HATs are involved in many critical cellular proliferation pathways, and several chromosomal translocations observed in leukemias directly disrupt these enzymes. Translocation t(8;16)(p11;p13), a cytogenetic hallmark for the M4/M5 subtype of AML, fuses the CREB-binding protein (CBP) on chromosome 16 with a chromosome 8 HAT, MOZ. MOZ-CBP might induce leukemia by antagonizing the function of the AML1 complex,[73] since MOZ-driven acetylation plays a role in controlling a desirable balance between proliferation and differentiation during hematopoiesis.[74] Further, t(11;16)(q23;p13.3), a common translocation in acute leukemia and secondary myelodysplasia, results in a fusion of the MLL gene with the CBP gene. The chimeric fusion product retains the HAT domain of CBP and may lead to leukemia by promoting histone acetylation of genomic regions targeted by MLL, which in turn leads to transcriptional deregulation via aberrant chromatin organization.[75] These findings make HATs an attractive target for cancer therapy, and various inhibitors have been described, although few have been tested against cancer cells.[76,77] A recent study described a novel HAT inhibitor, a derivative of spermidinyl–coenzyme A, which was shown to be effective as a cancer-specific chemo- and radiosensitizer.[78] Another study described the successful blocking of hyperacetylation of histone H3 in oral squamous cell cancers by a curcumin derivative, resulting in inhibited cancer cell growth.[79] Another HAT inhibitor, C646, was shown to inhibit lung and melanoma cancer cells without affecting a normal fibroblast cell line.[80]

Conclusions

The use of epigenetic drugs allows restoration of the expression of genes that are deregulated in cancer. These agents help patients with MDS live longer with fewer side effects than is possible with standard chemotherapy. Several early trials have shown promising results in patients with solid tumors, especially NSCLC, where vorinostat appears to enhance the efficacy of chemotherapy. HDIs are also now being tested as radiosensitizing agents. Components of the proteasome have been identified as likely sensitivity determinants for HDIs, whereas immune responses and degradation of stem cell factors have been reported to be likely sensitivity determinants for DNA methylation inhibitors. Finally, several novel epigenetic drugs targeting histone-modifying enzymes are emerging and have entered preclinical testing; hopes are high that these agents will be seen in clinical trials in the near future.

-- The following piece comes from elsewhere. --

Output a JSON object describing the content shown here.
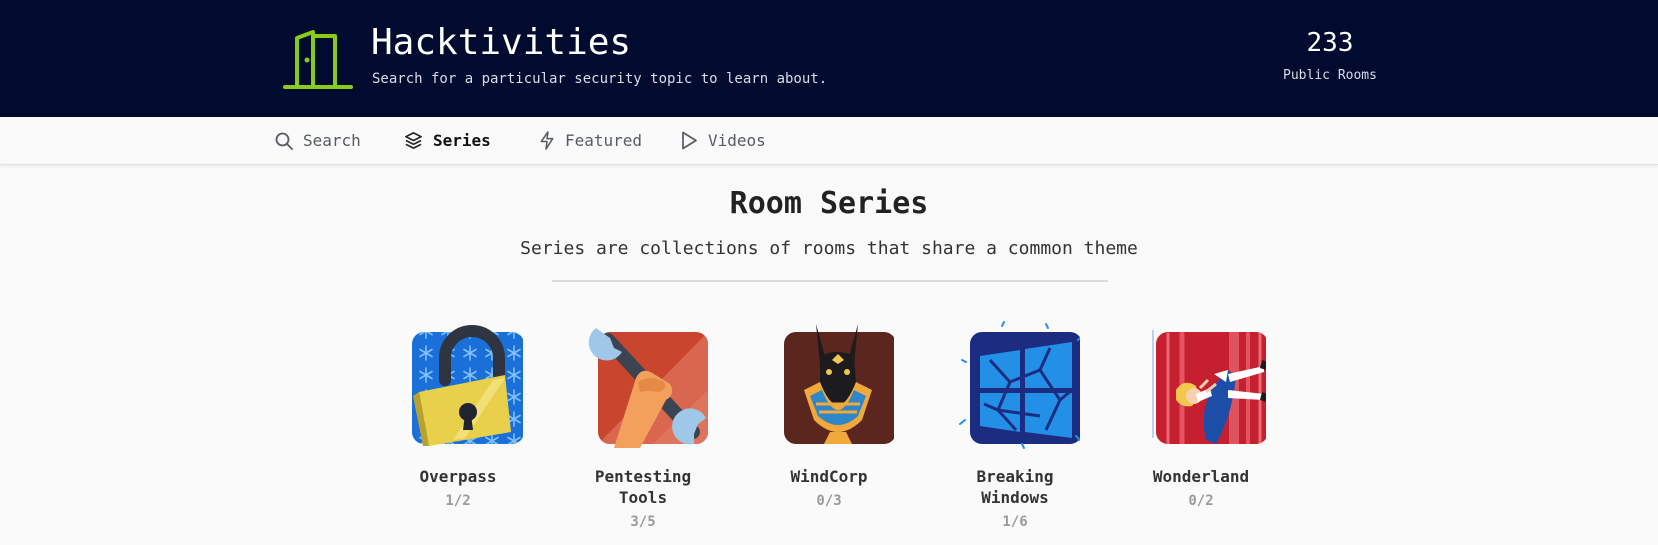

Financial Disclosure:Dr. Issa receives research support from Eisai, Merck, and Celgene; and honoraria from Celgene, Novartis, and Johnson & Johnson. He serves as a consultant for GlaxoSmithKline and Syndax. Dr. Boumber has no significant financial interest or other relationship with the manufacturers of any products or providers of any service mentioned in this article.